L'ICCAT est une organisation internationale où siègent les délégations de 45 pays, dont celle de l'Union Européenne. En privilégiant depuis des années les intérêts à court terme de la pêche industrielle, la gestion de la pêcherie du thon rouge sous l'égide de l'ICCAT a conduit le stock au bord de l'effondrement. En 2006, après des années de surpêche, l'ICCAT a adopté un supposé plan de sauvetage qui définissait notamment un maximum autorisé de captures de 29 500 tonnes (alors que son propre comité scientifique recommandait un maximum de 15 000 tonnes...). En 2007, année d'entrée en vigueur de ce plan, la bagatelle de 61 000 tonnes ont été pêchées. La moitié des prises sont illégales. En septembre dernier, un audit réalisé par des experts indépendants mandatés par l'ICCAT a dénoncé une « parodie de gestion en matière de pêcheries ».

« Nous n'avons plus de temps si nous voulons encore du thon en Méditerranée, ajoute François Provost, chargé de campagne océan de Greenpeace International, qui participe à la réunion de Marrakech. L'ICCAT se trompe sur toute la ligne. Son soi-disant « plan de sauvetage » est en lambeaux. La pêcherie est complètement hors de contrôle et les zones de reproduction sont vidées chaque année alors qu'elles devraient être protégées. »


Greenpeace demande à l'ensemble des membres de l'ICCAT de se prononcer pour la fermeture immédiate de la pêcherie du thon rouge.
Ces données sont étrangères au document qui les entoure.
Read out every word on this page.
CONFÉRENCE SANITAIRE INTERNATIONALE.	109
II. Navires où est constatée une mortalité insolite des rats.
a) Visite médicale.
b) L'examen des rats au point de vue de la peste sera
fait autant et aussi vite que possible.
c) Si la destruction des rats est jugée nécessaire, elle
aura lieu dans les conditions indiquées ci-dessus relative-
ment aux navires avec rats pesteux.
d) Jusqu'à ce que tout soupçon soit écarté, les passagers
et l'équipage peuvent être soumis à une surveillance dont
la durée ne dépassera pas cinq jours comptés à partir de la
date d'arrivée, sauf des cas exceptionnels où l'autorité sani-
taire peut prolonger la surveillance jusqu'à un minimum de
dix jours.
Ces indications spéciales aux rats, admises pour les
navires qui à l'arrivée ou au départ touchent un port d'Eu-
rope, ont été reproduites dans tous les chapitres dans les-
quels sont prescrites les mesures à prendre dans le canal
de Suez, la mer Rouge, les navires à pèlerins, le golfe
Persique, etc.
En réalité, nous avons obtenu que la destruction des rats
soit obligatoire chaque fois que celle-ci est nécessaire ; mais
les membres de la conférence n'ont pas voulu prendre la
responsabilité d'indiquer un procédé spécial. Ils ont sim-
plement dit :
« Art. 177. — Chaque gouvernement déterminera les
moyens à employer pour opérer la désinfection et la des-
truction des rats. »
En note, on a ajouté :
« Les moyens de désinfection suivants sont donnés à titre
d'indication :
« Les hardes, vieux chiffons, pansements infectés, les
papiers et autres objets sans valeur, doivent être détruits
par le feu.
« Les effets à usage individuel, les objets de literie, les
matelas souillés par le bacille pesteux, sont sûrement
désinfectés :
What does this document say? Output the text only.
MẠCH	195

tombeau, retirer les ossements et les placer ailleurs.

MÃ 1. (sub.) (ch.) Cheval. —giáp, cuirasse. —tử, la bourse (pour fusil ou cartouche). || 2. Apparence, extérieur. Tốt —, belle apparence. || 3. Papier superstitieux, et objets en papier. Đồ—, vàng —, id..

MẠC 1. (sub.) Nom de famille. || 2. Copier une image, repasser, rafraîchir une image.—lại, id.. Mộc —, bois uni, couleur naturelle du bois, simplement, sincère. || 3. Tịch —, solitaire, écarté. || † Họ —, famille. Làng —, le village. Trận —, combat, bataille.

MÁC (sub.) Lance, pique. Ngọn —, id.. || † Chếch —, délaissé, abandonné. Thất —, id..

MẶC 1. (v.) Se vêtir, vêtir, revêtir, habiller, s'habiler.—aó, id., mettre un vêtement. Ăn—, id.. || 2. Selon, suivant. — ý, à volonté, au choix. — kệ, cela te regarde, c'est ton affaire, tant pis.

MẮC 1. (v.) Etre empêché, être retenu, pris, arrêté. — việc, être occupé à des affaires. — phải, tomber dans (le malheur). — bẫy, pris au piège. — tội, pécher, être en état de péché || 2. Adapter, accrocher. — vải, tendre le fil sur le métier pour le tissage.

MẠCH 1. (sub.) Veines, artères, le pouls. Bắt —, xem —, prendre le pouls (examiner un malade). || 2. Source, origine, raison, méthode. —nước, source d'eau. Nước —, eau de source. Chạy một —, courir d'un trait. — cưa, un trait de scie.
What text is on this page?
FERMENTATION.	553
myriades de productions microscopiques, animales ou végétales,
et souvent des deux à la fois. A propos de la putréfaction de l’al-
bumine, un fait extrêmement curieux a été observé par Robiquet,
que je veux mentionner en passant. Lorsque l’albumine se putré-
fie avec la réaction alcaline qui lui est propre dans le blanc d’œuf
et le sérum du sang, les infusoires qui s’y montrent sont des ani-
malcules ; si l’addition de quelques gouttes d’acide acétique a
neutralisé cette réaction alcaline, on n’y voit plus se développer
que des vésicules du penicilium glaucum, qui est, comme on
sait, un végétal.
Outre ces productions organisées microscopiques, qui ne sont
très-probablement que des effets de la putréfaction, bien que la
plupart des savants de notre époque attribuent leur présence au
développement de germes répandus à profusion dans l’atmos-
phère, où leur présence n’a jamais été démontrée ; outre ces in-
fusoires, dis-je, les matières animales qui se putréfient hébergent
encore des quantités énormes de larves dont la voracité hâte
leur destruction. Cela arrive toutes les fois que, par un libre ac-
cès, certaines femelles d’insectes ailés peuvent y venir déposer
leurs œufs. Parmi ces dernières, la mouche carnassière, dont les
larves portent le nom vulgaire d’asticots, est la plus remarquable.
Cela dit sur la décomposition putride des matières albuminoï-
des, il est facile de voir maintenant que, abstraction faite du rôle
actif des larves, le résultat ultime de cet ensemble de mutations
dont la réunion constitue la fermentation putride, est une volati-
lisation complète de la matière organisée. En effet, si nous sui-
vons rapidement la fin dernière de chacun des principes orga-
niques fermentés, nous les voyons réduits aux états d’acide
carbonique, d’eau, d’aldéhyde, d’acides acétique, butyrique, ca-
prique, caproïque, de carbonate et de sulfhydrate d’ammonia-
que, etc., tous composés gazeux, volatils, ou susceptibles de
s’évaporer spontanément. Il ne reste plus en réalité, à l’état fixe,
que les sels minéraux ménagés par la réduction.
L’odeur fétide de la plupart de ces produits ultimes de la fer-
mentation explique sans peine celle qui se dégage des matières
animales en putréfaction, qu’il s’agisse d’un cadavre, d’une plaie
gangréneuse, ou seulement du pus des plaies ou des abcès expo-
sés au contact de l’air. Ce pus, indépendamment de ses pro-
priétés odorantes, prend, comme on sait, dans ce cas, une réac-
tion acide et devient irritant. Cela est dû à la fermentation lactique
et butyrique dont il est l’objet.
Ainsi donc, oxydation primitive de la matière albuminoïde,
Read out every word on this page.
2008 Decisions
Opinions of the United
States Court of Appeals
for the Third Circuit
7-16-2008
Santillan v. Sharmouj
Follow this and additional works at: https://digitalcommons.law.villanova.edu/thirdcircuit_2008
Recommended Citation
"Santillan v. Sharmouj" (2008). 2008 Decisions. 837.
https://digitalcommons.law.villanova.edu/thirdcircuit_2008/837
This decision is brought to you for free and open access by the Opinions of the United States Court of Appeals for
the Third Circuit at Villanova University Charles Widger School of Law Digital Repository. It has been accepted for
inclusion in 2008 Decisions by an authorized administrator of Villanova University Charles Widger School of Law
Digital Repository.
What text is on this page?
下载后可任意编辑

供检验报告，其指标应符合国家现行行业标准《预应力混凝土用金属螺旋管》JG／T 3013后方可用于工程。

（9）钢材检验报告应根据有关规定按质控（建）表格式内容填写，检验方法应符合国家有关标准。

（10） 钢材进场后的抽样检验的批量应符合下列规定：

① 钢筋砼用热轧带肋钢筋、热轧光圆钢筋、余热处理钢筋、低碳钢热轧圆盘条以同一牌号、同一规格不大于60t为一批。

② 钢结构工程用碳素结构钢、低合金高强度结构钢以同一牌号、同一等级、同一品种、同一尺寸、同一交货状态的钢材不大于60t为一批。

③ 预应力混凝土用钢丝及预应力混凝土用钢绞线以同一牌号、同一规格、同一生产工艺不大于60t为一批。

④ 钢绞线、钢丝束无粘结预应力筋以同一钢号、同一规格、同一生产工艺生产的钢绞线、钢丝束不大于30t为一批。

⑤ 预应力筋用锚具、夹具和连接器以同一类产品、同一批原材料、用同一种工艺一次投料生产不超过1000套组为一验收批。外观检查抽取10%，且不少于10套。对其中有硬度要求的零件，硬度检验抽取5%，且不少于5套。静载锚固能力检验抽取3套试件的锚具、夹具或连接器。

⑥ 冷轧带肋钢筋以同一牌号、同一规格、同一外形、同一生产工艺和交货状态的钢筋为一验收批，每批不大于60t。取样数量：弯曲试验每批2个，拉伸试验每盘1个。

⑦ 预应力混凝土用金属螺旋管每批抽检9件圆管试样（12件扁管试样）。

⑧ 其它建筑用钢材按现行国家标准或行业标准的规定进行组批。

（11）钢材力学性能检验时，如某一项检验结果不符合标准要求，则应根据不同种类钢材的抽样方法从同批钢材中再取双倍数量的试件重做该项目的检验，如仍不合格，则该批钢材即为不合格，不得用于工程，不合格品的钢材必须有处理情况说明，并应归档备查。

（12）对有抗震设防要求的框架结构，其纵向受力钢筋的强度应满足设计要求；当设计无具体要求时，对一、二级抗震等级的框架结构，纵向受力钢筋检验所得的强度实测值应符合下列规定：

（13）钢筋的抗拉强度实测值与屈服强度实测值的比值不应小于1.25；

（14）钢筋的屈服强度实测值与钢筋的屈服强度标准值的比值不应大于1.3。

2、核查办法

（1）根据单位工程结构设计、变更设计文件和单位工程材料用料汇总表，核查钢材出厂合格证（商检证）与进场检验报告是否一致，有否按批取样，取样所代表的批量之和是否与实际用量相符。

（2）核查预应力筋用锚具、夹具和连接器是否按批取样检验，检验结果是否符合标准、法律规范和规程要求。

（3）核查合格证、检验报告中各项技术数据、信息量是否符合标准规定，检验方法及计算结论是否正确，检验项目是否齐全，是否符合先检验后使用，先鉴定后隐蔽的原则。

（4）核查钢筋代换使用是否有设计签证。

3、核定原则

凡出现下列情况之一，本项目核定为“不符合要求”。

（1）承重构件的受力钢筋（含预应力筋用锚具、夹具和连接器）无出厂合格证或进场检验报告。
Greenpeace fait campagne pour la création d'un réseau mondial de réserves marines couvrant 40% des mers du globe, une mesure essentielle pour pouvoir véritablement protéger les mers des ravages du changement climatique, restaurer les stocks sauvages de poissons et maintenir en vie les écosystèmes marins.

Elle ne devra pas rouvrir avant que :

- des réserves marines soient mises en place pour protéger les zones de reproduction ;
- la capacité de pêche soit réduite à un niveau durable ;
- un nouveau plan de gestion en accord complet avec les recommandations des scientifiques soit adopté et pleinement implanté.